El sacudón es enorme. Hay que reconducir la realidad económica, pero también nuestra mala costumbre. Nosotros mismos nos hemos ido pervirtiendo en el juego inmolal.
El sacudón es también grande para los peronistas que estaban adormilados en la comodidad de la ideología. El peronismo de Perón y de Evita fue creativo ente las circunstancias de entonces. Fue un tiempo distributivo de justicia social en el país rico y desigual que dejaban los conservadores. Hoy es tiempo de reconstrucción y para ello se necesita el acuerdo y la convergencia de todos los sectores creativos de la vida nacional.

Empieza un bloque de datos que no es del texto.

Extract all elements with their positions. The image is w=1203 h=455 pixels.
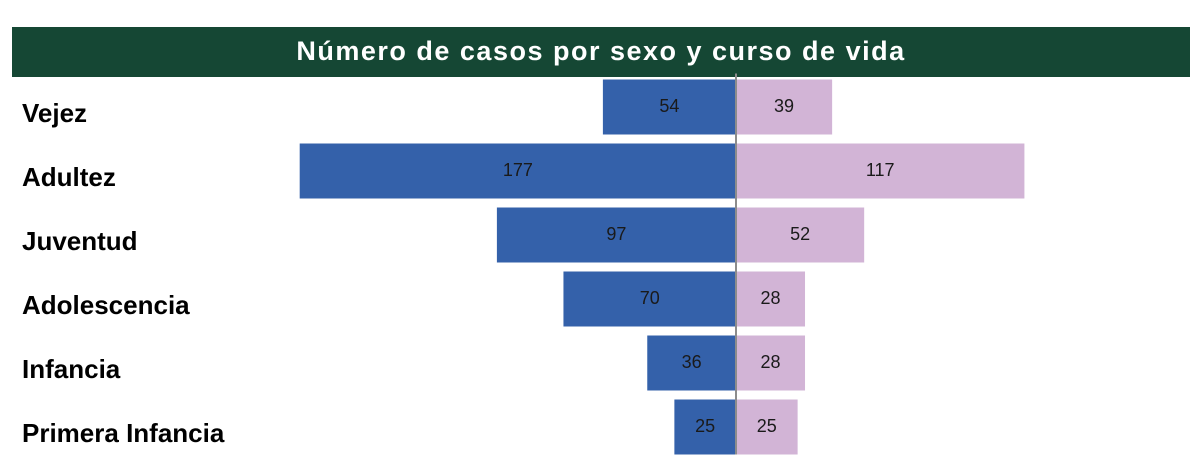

Se puede administrar desde un partido, pero no se puede reconstruir una economía desastrada sin una convergencia de todos los sectores nacionales. Cuando Stalin, uno de los más grandes estrategas del siglo, tuvo que enfrentar a la Alemania nazi que acosaba ya Moscú y Leningrado, no vaciló en convocar a la Iglesia Ortodoxa Rusa, devolviéndole sus honores y su lugar nacional, pese a haber sido un iracundo iconoclasta que había prohibido la religión por decreto.
¿Quién puede hoy pasarle cuentas ideológicas a Carlos Menem? ¿Algunos sindicalistas equivocados cuya mayor aventura revolucionaria en treinta años es haber decretado el trabajo a desgano en las oficinas de correo; o esos izquierdistas de papel cuya virulencia cesa con un premio literario o con un puesto en algún diario pagado con fondos oficialistas?
El presidente Menem le sale con valentía al toro. Estamos en los primeros instantes de la hora de la verdad. Sostiene la espada con su puño, pero la fuerza y la decisión dé su brazo tiene que ser la de todos nosotros. No basta el consenso. Se requiere un consenso funcionante y participativo.
Tenemos que comprender que no estamos peleando por el estilo que tendrá la casa. Por si será un chalet californiano o una residencia colonial. Estamos luchando por reconstruir los cimientos, la base de cualquier posible edificación.
Si algo nos une a todos los de nuestra generación es la frustración ‑casi la inconfesada vergüenza- de no saber poner en marcha nuestro país. Recuerdo mi amargura cuando un diplomático italiano amigo, admirado del potencial de Argentina y de nuestra ineptitud para administrarla, me dijo: «Tu país sería como una Lamborghini de doce cilindros que el tonto del pueblo se ganó en una rifa.»
Estamos ante una buena oportunidad de salir del bostezo de la queja y de la sórdida contabilidad de las pizarras de cotizaciones. No la perdamos.